For more installation options, check our extensive [documentation](https://airctic.github.io/icevdata/install/).

**Important:** We currently only support Linux/MacOS.

## Why IceData?

- IceData is a dataset hub for the [IceVision](https://github.com/airctic/icevision) Framework

- It includes community maintained datasets and parsers and has out-of-the-box support for common annotation formats (COCO, VOC, etc.)

- It provides an overview of each included dataset with a description, an annotation example, and other helpful information

- It makes end-to-end training straightforward thanks to IceVision's unified API

- It enables practioners to get moving with object detection technology quickly

## Datasets

[**Source**](https://github.com/airctic/icedata/tree/master/icedata/datasets)

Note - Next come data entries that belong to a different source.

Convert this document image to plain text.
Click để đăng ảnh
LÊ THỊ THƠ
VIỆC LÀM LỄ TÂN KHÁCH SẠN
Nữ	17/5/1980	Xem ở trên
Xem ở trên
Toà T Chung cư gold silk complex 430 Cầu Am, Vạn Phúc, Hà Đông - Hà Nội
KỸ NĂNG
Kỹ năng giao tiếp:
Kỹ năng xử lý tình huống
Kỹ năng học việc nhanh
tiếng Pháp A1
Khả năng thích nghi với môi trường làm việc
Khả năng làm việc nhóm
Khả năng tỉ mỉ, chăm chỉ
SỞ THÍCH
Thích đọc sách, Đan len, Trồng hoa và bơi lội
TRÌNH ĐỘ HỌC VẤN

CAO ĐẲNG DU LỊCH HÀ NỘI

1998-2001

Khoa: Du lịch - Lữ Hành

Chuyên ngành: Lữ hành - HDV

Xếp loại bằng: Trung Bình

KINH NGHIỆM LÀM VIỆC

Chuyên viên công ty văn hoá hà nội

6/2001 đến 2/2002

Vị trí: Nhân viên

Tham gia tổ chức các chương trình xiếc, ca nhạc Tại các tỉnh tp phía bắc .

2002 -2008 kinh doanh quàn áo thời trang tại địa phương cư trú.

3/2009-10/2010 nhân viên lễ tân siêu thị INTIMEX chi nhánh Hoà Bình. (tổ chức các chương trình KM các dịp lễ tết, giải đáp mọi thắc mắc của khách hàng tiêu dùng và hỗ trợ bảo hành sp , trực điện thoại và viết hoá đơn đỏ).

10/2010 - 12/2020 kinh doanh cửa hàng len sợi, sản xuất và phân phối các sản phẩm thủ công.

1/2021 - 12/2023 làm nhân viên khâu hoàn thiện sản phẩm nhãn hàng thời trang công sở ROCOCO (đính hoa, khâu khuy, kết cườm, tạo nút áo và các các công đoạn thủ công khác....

The `Datasets` class is designed to simplify loading and parsing a wide range of computer vision datasets.

**Main Features:**

- Caches data so you don't need to download it over and over

- Lightweight and fast

- Transparent and pythonic API

- Out-of-the-box parsers convert common dataset annotation formats into the unified IceVision Data Format

IceData provides several ready-to-use datasets that use both common annotation formats such as COCO and VOC as well as other annotation formats such [WheatParser](https://airctic.github.io/icevision/custom_parser/) used in the [Kaggle Global Wheat Competition](https://www.kaggle.com/c/global-wheat-detection)

## Usage

Object detection datasets use multiple annotation formats (COCO, VOC, and others). IceVision makes it easy to work across all of them with its easy-to-use and extend parsers.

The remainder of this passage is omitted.